To Hemenway, the erosion and the exposure of remains is inevitable and uncontrollable. What they can manage is educating shoreline communities and highlighting the tribe as a resource. The Great Lakes will continue its natural process, ebbing from high levels to low.
Yet, climate scientists note that the extremes might get more extreme, and the cycle might speed up.
“It’s not likely we’re going to have another one of these really long periods of low water, where the erosion slows down,” Norton explained. “Which means over the long term, we’re probably going to see more erosion because it’s during these high periods when the erosion is most aggressive and effective.”
Some homes along the lake now desperately want to put in seawalls to protect their beach properties. Hardening the shoreline is counterproductive, Norton said. It will stop the natural lake process. The sand needs to move onshore and offshore, especially in places with erosion. Ultimately, seawalls, groins, or revetments will kill natural beaches by blocking the sand.
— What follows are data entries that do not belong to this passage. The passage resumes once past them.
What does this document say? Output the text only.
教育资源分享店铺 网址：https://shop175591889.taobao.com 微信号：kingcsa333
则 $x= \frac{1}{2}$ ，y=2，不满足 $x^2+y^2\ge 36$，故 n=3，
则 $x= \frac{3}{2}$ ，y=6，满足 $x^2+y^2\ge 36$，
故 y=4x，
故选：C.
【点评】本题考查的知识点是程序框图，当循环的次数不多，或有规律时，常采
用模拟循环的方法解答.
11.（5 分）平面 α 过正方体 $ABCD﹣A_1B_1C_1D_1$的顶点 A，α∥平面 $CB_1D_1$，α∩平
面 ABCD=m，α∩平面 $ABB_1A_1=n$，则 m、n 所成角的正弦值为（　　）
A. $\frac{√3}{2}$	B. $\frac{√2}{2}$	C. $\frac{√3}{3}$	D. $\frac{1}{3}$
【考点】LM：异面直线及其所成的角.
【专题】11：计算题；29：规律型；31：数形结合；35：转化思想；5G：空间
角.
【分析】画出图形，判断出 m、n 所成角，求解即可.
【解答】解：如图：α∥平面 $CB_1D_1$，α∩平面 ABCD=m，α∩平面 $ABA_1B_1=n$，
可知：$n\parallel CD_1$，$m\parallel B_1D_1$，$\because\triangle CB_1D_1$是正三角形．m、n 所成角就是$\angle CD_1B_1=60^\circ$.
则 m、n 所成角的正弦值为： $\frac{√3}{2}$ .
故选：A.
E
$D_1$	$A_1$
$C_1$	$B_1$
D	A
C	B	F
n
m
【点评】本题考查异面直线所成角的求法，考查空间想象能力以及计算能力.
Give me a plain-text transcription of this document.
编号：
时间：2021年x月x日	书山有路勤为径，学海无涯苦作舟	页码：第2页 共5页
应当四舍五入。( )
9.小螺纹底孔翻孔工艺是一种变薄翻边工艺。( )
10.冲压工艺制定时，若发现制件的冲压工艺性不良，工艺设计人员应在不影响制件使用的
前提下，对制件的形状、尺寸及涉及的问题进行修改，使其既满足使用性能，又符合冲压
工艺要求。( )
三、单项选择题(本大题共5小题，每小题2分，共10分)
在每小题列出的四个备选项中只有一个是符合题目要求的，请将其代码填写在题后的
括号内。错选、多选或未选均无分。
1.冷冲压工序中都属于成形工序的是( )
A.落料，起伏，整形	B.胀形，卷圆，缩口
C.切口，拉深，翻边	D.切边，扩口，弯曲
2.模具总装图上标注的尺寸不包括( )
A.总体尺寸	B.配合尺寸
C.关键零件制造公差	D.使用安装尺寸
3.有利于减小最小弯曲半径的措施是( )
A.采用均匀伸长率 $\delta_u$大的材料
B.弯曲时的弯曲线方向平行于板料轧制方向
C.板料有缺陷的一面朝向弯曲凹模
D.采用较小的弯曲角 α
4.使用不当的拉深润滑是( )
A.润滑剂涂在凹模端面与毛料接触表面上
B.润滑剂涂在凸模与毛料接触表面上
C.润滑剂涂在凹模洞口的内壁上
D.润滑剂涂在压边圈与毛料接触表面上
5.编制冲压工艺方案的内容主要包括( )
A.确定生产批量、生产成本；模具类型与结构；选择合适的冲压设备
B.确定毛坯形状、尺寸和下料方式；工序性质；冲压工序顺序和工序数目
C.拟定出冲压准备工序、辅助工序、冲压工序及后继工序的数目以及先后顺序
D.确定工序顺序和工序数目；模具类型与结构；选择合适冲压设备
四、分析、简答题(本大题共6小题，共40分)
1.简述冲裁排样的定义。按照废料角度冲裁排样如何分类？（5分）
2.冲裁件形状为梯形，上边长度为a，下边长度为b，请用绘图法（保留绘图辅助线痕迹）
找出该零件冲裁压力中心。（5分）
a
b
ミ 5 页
Hardening in one place also creates a rebound effect, deflecting wave energy outward. Areas around the seawalls would exacerbate erosion along neighboring properties, causing more damage than good for the beach.
The best anyone can do is stop building and move away from the shores, Norton said. A lot of people understand the issue, but they’re stubborn. They don’t want to leave.
For Wiatrolik, it’s always painful to watch people continually build on their burial grounds. It’s a human rights issue to the tribe. All deceased should have a peaceful place to lie. If property owners find remains along the shore, don’t knock them around. Our ancestors deserve rest, she said.